Rabbi Lookstein was wrong, and had the courage to say so

R’ Haskel Lookstein is a respected figure, albeit on the left side of Centrist Orthodoxy. I had posted about wearing a Yarmulka B’Davka and suggested that even those who don’t normally wear one, should undertake to wear one especially in this day and age when we are under attack. Afraid to be seen you are Jewish?

I was shocked that R’ Lookstein had suggested parents consider telling their kids to wear baseball caps. Perhaps it’s mandated according to Halacha: one shouldn’t place oneself in a dangerous position. My Zayda Yidel ע’’ה always expressed discomfort when I left the house wearing a Yarmulka, and not a hat. He was a miraculous holocaust survivor, and I was his grandchild. I was one of the few Balbin males. He was agitated if I “flaunted” my Jewishness unecessarily. I understood his feelings. My attitude was that I would never be afraid of גוים who hated me because I was Jewish. He had suffered, but I somehow wanted someone to start with me so I could exact some macabre revenge. Sorry Zayda. Forgive me.

I was pleased to see that R’ Lookstein had recanted, changing his mind. Although not quite advocating what I suggested, which was more of an aggressive  “in your face, anti-semite” sentiment, he at least saw that his Galusdik approach was retrograde.

Author: pitputim

I've enjoyed being a computer science professor in Melbourne, Australia, as well as band leader/singer for the Schnapps Band. My high schooling was in Chabad and I continued at Yeshivat Kerem B'Yavneh in Israel and later in life at Machon L'Hora'ah, Yeshivas Halichos Olam.

2 thoughts on “Rabbi Lookstein was wrong, and had the courage to say so”

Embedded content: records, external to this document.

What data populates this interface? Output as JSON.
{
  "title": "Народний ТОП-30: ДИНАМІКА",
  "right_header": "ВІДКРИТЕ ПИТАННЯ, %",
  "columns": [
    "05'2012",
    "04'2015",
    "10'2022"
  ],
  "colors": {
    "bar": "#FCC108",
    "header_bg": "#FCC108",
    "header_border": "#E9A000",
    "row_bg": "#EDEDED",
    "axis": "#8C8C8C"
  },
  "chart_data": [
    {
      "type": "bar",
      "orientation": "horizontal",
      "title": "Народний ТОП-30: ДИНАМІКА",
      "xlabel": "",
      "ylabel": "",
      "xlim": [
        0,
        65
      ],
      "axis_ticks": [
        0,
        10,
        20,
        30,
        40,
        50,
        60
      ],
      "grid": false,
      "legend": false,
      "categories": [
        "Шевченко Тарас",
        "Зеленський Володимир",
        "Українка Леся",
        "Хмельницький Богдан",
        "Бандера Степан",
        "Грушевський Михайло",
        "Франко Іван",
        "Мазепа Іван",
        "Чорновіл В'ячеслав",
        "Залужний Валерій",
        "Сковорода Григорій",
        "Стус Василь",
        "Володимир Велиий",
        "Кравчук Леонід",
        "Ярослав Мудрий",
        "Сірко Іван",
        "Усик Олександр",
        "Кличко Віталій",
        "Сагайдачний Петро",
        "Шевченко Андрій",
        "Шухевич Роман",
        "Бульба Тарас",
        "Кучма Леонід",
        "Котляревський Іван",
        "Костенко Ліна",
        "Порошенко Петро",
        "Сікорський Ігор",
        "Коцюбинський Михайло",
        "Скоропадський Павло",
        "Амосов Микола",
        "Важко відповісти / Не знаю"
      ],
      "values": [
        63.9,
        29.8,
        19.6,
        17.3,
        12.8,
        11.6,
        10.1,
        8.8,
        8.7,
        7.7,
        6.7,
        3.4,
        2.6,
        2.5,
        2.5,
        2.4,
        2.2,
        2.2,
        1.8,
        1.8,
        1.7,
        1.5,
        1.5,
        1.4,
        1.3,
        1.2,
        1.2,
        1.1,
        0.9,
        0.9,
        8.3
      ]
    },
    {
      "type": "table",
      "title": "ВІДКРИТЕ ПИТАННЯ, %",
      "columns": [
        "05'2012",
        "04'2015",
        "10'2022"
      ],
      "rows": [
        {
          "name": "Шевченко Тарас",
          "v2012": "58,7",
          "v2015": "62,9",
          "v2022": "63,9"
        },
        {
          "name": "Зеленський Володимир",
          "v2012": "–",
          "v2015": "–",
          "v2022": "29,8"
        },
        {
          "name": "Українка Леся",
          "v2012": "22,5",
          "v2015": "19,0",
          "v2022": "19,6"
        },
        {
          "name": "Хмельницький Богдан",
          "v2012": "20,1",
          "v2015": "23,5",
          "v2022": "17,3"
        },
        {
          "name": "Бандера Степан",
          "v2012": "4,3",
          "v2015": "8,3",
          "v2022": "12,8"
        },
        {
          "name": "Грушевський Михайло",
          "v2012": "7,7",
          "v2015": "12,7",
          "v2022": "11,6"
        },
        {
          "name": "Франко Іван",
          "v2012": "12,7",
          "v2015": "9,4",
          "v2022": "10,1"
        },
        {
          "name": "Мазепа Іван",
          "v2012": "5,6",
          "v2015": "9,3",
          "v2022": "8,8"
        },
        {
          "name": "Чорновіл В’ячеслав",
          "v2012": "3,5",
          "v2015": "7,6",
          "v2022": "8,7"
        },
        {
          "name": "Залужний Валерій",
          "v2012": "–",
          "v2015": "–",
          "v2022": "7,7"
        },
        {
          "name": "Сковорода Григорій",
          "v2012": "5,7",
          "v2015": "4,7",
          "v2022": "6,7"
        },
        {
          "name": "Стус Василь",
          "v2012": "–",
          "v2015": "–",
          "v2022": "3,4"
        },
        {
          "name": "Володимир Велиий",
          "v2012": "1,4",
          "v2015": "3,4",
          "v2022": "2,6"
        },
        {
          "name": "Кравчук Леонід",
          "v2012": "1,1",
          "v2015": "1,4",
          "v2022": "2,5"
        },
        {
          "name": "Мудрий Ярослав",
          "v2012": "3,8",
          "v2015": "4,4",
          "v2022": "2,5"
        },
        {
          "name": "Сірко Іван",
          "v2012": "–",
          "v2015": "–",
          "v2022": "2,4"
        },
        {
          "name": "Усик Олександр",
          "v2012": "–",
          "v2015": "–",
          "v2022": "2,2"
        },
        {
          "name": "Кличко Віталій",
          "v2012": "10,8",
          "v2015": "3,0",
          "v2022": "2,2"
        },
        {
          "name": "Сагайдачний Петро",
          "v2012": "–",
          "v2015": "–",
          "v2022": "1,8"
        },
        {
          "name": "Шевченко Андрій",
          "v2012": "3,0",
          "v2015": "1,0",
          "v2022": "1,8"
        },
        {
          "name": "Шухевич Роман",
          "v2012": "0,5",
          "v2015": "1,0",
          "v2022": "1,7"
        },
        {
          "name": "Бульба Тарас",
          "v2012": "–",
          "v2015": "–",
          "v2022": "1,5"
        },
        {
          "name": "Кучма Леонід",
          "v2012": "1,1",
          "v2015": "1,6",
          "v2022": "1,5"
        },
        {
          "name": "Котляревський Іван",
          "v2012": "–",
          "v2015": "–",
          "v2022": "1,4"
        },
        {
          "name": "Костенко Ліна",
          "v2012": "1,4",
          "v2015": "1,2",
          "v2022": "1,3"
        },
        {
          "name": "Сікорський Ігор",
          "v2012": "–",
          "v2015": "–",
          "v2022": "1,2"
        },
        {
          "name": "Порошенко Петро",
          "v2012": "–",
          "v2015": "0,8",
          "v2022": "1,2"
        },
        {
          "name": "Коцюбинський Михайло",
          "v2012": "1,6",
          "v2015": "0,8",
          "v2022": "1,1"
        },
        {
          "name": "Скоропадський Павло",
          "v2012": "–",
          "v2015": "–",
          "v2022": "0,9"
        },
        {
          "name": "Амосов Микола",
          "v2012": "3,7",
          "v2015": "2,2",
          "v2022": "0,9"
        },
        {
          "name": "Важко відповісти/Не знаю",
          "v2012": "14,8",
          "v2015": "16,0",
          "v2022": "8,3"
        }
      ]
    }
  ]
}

  1. You are not going to change an anti-semites opinion of Jews by wearing a yarmulka. The only thing that might change is the way your nose looks and your bloody shirt. I attended a wedding wearing hat and suit at Crown when the place was full of people going to Fed Square, and I was sworn at in the car park and another time inside Crown and when I looked at the guy, he was quite ready to bash my head in, and I was ‘saved’ by another goy who interceded. There is nothing to be gained or heroic in getting bashed up if you can wear a baseball cap instead and be left alone. Google “Jewish” if you want to know what a huge percentage of people think about us.